A few weeks ago I wrote about some strange things we had seen occurring with mandatory profiles. We had twice witnessed the scenario of an improperly configured mandatory profile causing user policies to fail or terminate prematurely. Naturally, I concluded this must be a scenario specific to man profiles. Well, I was wrong. Today I had it happen with just an ordinary user with their own roaming profile on the server. There's a chain of events, which goes like this:
- A user leaves the employ of our enterprise, and her computer is taken over by another staff member who doesn't have their own login account.
- Logically, the departing user's account is simply renamed to be the new user. But this causes folder redirection policy to fail. Microsoft claims this was first fixed in SP2 - the version the computer is running.
- To cut a long story short, I decide to drop the user account and create a new one. Windows then refuses to load their profile from the existing folder, despite having full control, because the ownership is set wrongly.
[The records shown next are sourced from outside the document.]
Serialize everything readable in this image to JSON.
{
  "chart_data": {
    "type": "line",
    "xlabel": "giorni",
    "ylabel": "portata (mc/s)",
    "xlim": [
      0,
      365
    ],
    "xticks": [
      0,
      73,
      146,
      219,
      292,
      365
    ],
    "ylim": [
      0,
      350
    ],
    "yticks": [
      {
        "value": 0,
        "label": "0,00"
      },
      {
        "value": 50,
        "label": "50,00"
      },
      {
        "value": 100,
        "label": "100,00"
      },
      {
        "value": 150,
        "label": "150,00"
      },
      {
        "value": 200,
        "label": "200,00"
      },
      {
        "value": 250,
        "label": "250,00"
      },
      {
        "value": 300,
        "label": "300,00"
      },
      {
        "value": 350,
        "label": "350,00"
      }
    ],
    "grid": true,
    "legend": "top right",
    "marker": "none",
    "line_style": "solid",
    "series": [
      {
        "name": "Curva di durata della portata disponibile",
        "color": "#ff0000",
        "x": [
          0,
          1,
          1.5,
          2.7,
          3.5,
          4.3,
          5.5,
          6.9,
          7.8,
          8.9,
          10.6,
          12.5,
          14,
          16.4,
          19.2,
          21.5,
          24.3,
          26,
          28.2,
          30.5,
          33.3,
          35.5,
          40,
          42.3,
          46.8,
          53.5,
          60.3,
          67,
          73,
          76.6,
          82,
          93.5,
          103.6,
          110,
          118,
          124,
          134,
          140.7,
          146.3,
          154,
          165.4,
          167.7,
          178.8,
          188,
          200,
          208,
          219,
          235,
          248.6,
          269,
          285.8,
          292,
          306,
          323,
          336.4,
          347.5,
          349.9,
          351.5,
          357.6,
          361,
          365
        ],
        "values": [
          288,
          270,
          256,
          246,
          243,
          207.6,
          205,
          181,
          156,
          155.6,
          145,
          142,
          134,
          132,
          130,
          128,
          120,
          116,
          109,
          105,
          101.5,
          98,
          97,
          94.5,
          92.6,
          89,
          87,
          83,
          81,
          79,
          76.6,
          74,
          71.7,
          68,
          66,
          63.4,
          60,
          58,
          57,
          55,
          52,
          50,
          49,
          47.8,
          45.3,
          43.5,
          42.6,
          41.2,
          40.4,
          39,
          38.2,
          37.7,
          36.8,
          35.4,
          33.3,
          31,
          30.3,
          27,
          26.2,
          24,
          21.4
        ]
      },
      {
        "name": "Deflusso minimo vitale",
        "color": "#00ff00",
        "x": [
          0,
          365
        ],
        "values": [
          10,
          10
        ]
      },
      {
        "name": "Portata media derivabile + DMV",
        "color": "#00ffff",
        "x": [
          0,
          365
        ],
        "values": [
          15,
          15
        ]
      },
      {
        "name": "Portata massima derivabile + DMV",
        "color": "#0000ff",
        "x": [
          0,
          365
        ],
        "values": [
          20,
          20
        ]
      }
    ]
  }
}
- I reset the ownership of the profile folder and all subfolders and files from "Account unknown" to "Administrators".
- At next logon, Windows pretends to load the profile, but user policies are incomplete - as shown by the apparent non execution of the login script resulting in no drive letter mappings. The user's start menu also has no program shortcuts on the left hand side, including Internet and Email.
- Eventually I dropped the profile and created a new one, result: problem solved.
Is there a pattern to this? You bet there is. One of the most annoying repetitive problems we have had is with our existing users that we migrated from our Samba system to Active Directory at the beginning of this year. We had Windows create new profiles for them, and then some of the data from their previous profile was merged into the new one (e.g. My Documents). The most consistent problem that these users have experienced is, you guessed it - incomplete user policy application - often expressed through login scripts not running or not finishing.
Another nasty little surprise to watch out for when you rename a user is, even though you can change the name of their profile folder on the server, Outlook keeps using the old local path for its data files. This is because Outlook's file paths are hardcoded rather than using a variable name as the Registry does.